Marine Corps expands radar portfolio in accordance with Force Design evolution

By Nick Wilson / May 1, 2024 at 5:29 PM

The Marine Corps has reorganized its radar systems portfolio to meet evolving force design goals, expanding the scope of a program office that was once focused solely on the Ground/Air Task Oriented Radar to encompass multiple future expeditionary systems.

The former G/ATOR program office was redesignated as Program Manager for Expeditionary Radars (PM ExR) in September 2023 and now includes a few distinct “product lines,” including G/ATOR and a group of unnamed future radar systems, program official Mark Lamczyk said today at the Modern Day Marine conference in Washington.

In addition to G/ATOR, “the other product line is our future radar systems,” Lamczyk said. “I won't be speaking too much, deliberately, about that. But those are initiatives to achieve integrated air and missile defense [and] enabled integrated fire control, which are concepts in the commandant’s force design strategy.”
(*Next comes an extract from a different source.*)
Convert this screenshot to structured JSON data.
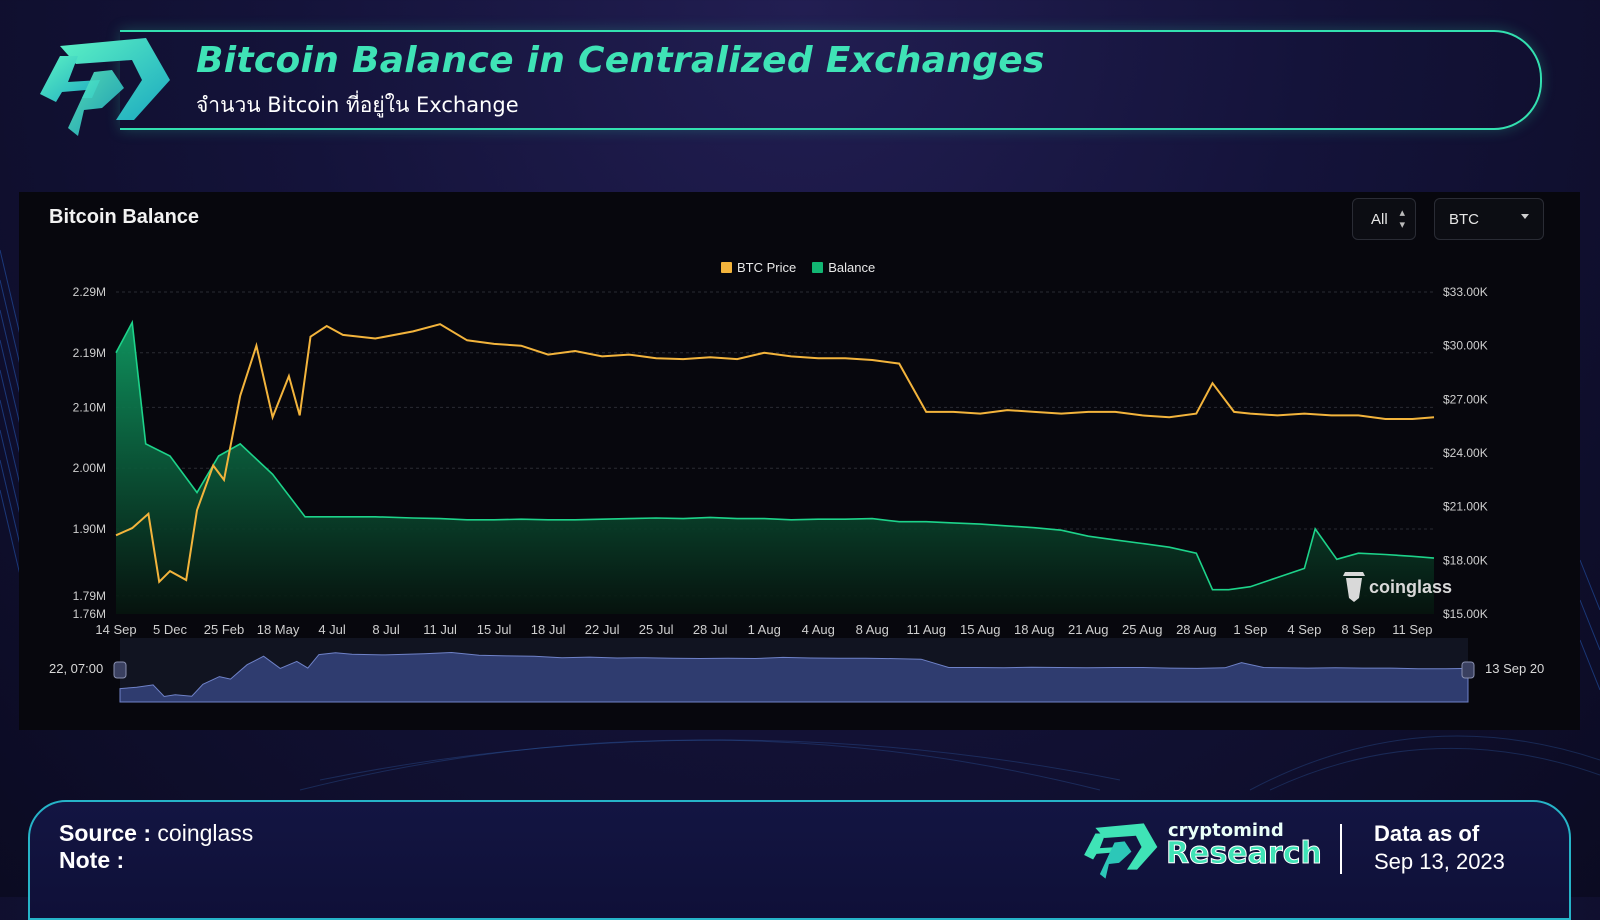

“Lastly, we do have a small portfolio of foreign military sales cases which are our former, legacy Marine Corps programs that are still out with our coalition partners that we support mainly with training and some sustained capability,” he added.

Gen. Eric Smith, who was confirmed by the Senate as Marine Corps commandant in September, has not publicly released an official Commandant’s Planning Guidance, though he has issued multiple interim guidance documents affirming the service’s force design trajectory.

Today, Lamczyk said the G/ATOR program is roughly halfway through full-rate production with contractor Northrop Grumman. The program office is placing increased focus on the sustainment of deployed systems and is looking for alternate producers of system components to aid in sustainment, he said.

Additionally, PM ExR is preparing to “recompete” an acquisition support contract in an effort to combine support work for G/ATOR and the future radar systems product line.

“I mentioned that we had two primary product baselines in the PM ExR and that's the G/ATOR and the future radars,” Lamczyk said. “Those are currently separate support contracts and we'll be releasing a [request for proposals] later this summer which combines those support contracts into one, overarching expeditionary radar acquisition support requirement.”

The office will publish the RFP in the fourth quarter of fiscal year 2024 and plans to award the contract in the first quarter of FY-25, Lamczyk added.

The Marine Corps’ FY-2025 budget request includes $72 million for G/ATOR and anticipates full operational capability in FY-28.